Nachdem Intel in der vergangenen Woche verkünden musste, dass sowohl das vergangene Jahr 2022 und insbesondere das vierte Quartal mit hohen Verlusten abgeschlossen wurde, gaben auch die Zukunftsaussichten wenig Hoffnung auf Besserung. So rechne das Unternehmen laut dem Portal Reuters mit einem "überraschenden Verlust" und etwa drei Milliarden US-Dollar weniger Umsatz im ersten Quartal 2023, was wiederum einen historischen Einbruch zur Folge habe: Satte acht Milliarden US-Dollar Marktwert habe Intel quasi über Nacht am Freitag verloren.
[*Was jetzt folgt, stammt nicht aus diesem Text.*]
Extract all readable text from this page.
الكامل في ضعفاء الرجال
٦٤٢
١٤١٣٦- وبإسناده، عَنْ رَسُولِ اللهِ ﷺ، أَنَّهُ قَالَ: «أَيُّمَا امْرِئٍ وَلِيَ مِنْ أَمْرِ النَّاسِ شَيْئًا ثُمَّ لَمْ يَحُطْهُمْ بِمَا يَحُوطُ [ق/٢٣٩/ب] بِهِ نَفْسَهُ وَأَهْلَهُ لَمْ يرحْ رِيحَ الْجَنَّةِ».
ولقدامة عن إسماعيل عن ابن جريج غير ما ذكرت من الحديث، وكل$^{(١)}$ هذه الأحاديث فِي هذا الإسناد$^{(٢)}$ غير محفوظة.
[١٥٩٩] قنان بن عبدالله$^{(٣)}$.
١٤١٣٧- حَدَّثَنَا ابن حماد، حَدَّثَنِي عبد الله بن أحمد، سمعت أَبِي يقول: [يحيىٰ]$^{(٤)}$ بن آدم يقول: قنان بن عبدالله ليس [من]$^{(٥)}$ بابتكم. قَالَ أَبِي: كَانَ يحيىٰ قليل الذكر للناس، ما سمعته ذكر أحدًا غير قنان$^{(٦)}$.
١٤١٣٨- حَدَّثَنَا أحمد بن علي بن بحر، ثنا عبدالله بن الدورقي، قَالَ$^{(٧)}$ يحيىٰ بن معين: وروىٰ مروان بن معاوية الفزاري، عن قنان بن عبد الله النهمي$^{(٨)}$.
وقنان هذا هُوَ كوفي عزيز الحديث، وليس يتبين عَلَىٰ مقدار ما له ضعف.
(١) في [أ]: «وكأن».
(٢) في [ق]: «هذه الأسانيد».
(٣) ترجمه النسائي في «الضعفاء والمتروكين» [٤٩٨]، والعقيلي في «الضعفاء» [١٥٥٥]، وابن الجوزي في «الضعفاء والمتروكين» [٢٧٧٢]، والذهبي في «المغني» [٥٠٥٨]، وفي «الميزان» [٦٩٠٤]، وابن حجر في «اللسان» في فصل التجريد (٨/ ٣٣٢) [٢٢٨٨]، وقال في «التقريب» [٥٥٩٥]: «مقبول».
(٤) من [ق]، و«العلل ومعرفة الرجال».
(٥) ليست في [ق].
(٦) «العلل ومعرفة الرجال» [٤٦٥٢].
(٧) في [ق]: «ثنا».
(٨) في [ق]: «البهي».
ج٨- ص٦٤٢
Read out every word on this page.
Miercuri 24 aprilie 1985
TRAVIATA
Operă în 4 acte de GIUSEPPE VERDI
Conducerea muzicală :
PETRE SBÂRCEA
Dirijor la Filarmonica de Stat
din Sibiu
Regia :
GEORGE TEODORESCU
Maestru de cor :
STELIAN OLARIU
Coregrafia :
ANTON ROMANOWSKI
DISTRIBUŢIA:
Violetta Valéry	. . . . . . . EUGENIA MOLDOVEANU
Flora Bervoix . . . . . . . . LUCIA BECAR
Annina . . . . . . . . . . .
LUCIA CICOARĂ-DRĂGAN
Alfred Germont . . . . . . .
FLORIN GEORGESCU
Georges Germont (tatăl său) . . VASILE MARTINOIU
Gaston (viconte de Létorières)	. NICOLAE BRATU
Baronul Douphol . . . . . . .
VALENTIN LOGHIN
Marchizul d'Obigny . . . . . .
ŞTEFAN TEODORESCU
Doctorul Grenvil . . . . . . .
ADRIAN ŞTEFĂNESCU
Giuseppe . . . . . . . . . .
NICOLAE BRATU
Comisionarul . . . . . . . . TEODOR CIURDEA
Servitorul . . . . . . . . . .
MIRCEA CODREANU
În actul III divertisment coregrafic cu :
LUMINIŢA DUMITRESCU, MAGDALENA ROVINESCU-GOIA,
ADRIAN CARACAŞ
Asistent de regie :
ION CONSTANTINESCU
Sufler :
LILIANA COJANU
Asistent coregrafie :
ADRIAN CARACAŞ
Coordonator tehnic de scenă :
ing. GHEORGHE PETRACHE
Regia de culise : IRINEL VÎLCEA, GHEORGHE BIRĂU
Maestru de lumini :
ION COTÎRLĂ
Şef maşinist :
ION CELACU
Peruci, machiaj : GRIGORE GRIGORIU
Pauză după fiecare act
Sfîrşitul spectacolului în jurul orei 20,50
Das voraussichtlich schlechteste Quartalsergebnis seit dem Platzen der Dotcom-Blase sei laut Börsenanalysten "nicht in Worte zu fassen", wie Reuters weiter ausführt. Die schlechte Prognose würde die Herausforderungen für Intel-CEO Pat Gelsinger noch stärker unterstreichen, der sich seinerseits zum Ziel gesetzt habe, Intels Dominanz im Chip-Sektor unter anderem mittels neuer Fabriken in Europa und den USA wiederherzustellen.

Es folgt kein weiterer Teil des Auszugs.